Frank Black attempted to write some Pixie-esque songs as a proof-of concept exercise, so says Billboard. He was trying to convince a reluctant Pixies member to record a new album with the band.
Then he discovered he wasn’t all that into writing in a style he used 20 years ago.
I’m trying to do that now.
I’ve been digging through the Binder — a collection of manuscripts of songs I wrote back in high school — and I’ve been extensively revising some of those songs as a way to augment a new version of A Ghost in My Shadow.
The arm of Duran Duran and Arcadia is long, and it stretched into my hand as I penned a goodly number of these early songs. I’m listening to So Red the Rose right now to get me in that same mind frame.
But where Frank Black chose wisely to bag those newly-minted Pixie-esque songs, I am continuing down my mistaken path. I’m not sure what I’m going to uncover by doing so. I’m not sure how it will inform my writing, if at all.
But I’m not terribly afraid of going down creative dead-ends. I’m rather scientific about it, really — this kind of exercise may not produce good work, but it does produce more data.
So far, I’ve managed to take the first song I ever wrote — pompously titled "Untold Demons" — and revised to the point where I’m suprised, impressed even, by how it turned out.
I looked to Cocco’s "Yawaraka na Kizuato" to transform another early song to something quite different.
I’m still on the fence about this rip-off of Arcadia’s "El Diablo" I worked on this past weekend.
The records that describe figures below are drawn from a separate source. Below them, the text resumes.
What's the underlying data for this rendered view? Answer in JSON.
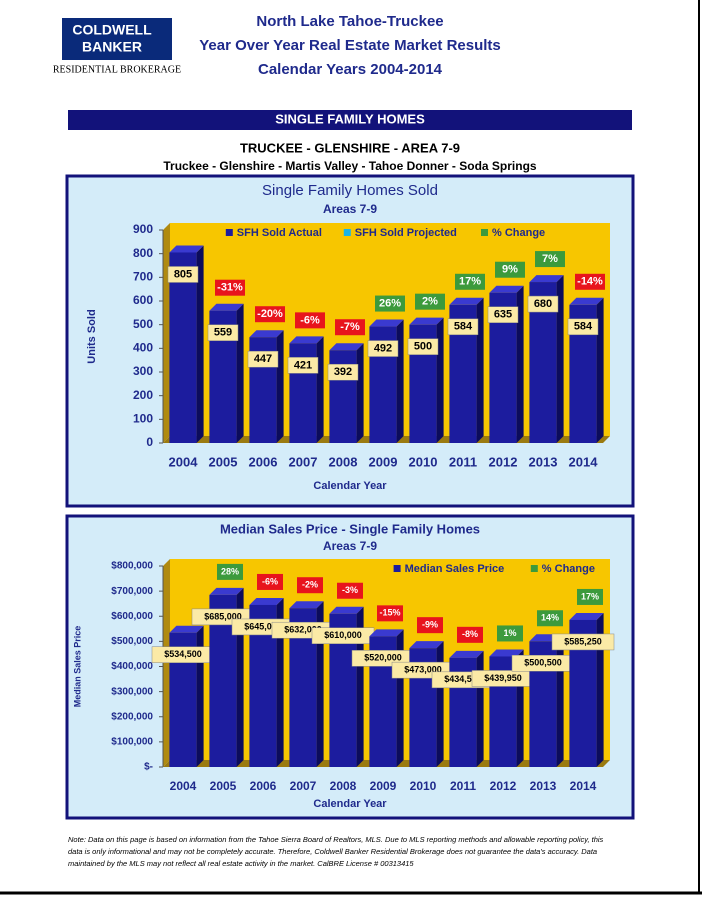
{
  "header": {
    "logo_line1": "COLDWELL",
    "logo_line2": "BANKER",
    "logo_sub": "RESIDENTIAL BROKERAGE",
    "title_lines": [
      "North Lake Tahoe-Truckee",
      "Year Over Year Real Estate Market Results",
      "Calendar Years 2004-2014"
    ],
    "band": "SINGLE FAMILY HOMES",
    "area": "TRUCKEE - GLENSHIRE - AREA 7-9",
    "area_sub": "Truckee - Glenshire - Martis Valley - Tahoe Donner - Soda Springs"
  },
  "chart_data": [
    {
      "type": "bar",
      "title": "Single Family Homes Sold",
      "subtitle": "Areas 7-9",
      "y_label": "Units Sold",
      "x_label": "Calendar Year",
      "legend": "top",
      "categories": [
        "2004",
        "2005",
        "2006",
        "2007",
        "2008",
        "2009",
        "2010",
        "2011",
        "2012",
        "2013",
        "2014"
      ],
      "series": [
        {
          "name": "SFH Sold Actual",
          "color": "#1c1c9e",
          "values": [
            805,
            559,
            447,
            421,
            392,
            492,
            500,
            584,
            635,
            680,
            584
          ]
        },
        {
          "name": "SFH Sold Projected",
          "color": "#19b4e8",
          "values": [
            null,
            null,
            null,
            null,
            null,
            null,
            null,
            null,
            null,
            null,
            null
          ]
        },
        {
          "name": "% Change",
          "color": "#3c9a3c",
          "negative_color": "#e8141c",
          "values": [
            null,
            -31,
            -20,
            -6,
            -7,
            26,
            2,
            17,
            9,
            7,
            -14
          ],
          "value_labels": [
            null,
            "-31%",
            "-20%",
            "-6%",
            "-7%",
            "26%",
            "2%",
            "17%",
            "9%",
            "7%",
            "-14%"
          ]
        }
      ],
      "ylim": [
        0,
        900
      ],
      "yticks": [
        0,
        100,
        200,
        300,
        400,
        500,
        600,
        700,
        800,
        900
      ]
    },
    {
      "type": "bar",
      "title": "Median Sales Price - Single Family Homes",
      "subtitle": "Areas 7-9",
      "y_label": "Median Sales Price",
      "x_label": "Calendar Year",
      "legend": "top right",
      "categories": [
        "2004",
        "2005",
        "2006",
        "2007",
        "2008",
        "2009",
        "2010",
        "2011",
        "2012",
        "2013",
        "2014"
      ],
      "series": [
        {
          "name": "Median Sales Price",
          "color": "#1c1c9e",
          "values": [
            534500,
            685000,
            645000,
            632000,
            610000,
            520000,
            473000,
            434500,
            439950,
            500500,
            585250
          ],
          "value_labels": [
            "$534,500",
            "$685,000",
            "$645,000",
            "$632,000",
            "$610,000",
            "$520,000",
            "$473,000",
            "$434,500",
            "$439,950",
            "$500,500",
            "$585,250"
          ]
        },
        {
          "name": "% Change",
          "color": "#3c9a3c",
          "negative_color": "#e8141c",
          "values": [
            null,
            28,
            -6,
            -2,
            -3,
            -15,
            -9,
            -8,
            1,
            14,
            17
          ],
          "value_labels": [
            null,
            "28%",
            "-6%",
            "-2%",
            "-3%",
            "-15%",
            "-9%",
            "-8%",
            "1%",
            "14%",
            "17%"
          ]
        }
      ],
      "ylim": [
        0,
        800000
      ],
      "yticks": [
        {
          "value": 0,
          "label": "$-"
        },
        {
          "value": 100000,
          "label": "$100,000"
        },
        {
          "value": 200000,
          "label": "$200,000"
        },
        {
          "value": 300000,
          "label": "$300,000"
        },
        {
          "value": 400000,
          "label": "$400,000"
        },
        {
          "value": 500000,
          "label": "$500,000"
        },
        {
          "value": 600000,
          "label": "$600,000"
        },
        {
          "value": 700000,
          "label": "$700,000"
        },
        {
          "value": 800000,
          "label": "$800,000"
        }
      ]
    }
  ],
  "footnote": [
    "Note: Data on this page is based on information from the Tahoe Sierra Board of Realtors, MLS.  Due to MLS reporting methods and allowable reporting policy, this",
    "data is only informational and may not be completely accurate.  Therefore, Coldwell Banker Residential Brokerage does not guarantee the data's accuracy.  Data",
    "maintained by the MLS may not reflect all real estate activity in the market.  CalBRE License # 00313415"
  ]
}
On one hand, I really like the melody. On the other hand, it’s so "Save a Prayer".
There’s another song that ripped off "Winter Marches On", but I’m going to turn that more into Sinéad O’Connor’s "Just Like U Said It Would B". And there’s a rip-off of "The Promise", which will be the Duran Duran clusterfuck of clusterfucks.
Come to think of it, I’m actually having some fun.
But if I could play favorites with my "children", A Ghost in My Shadow would still be considered the black sheep.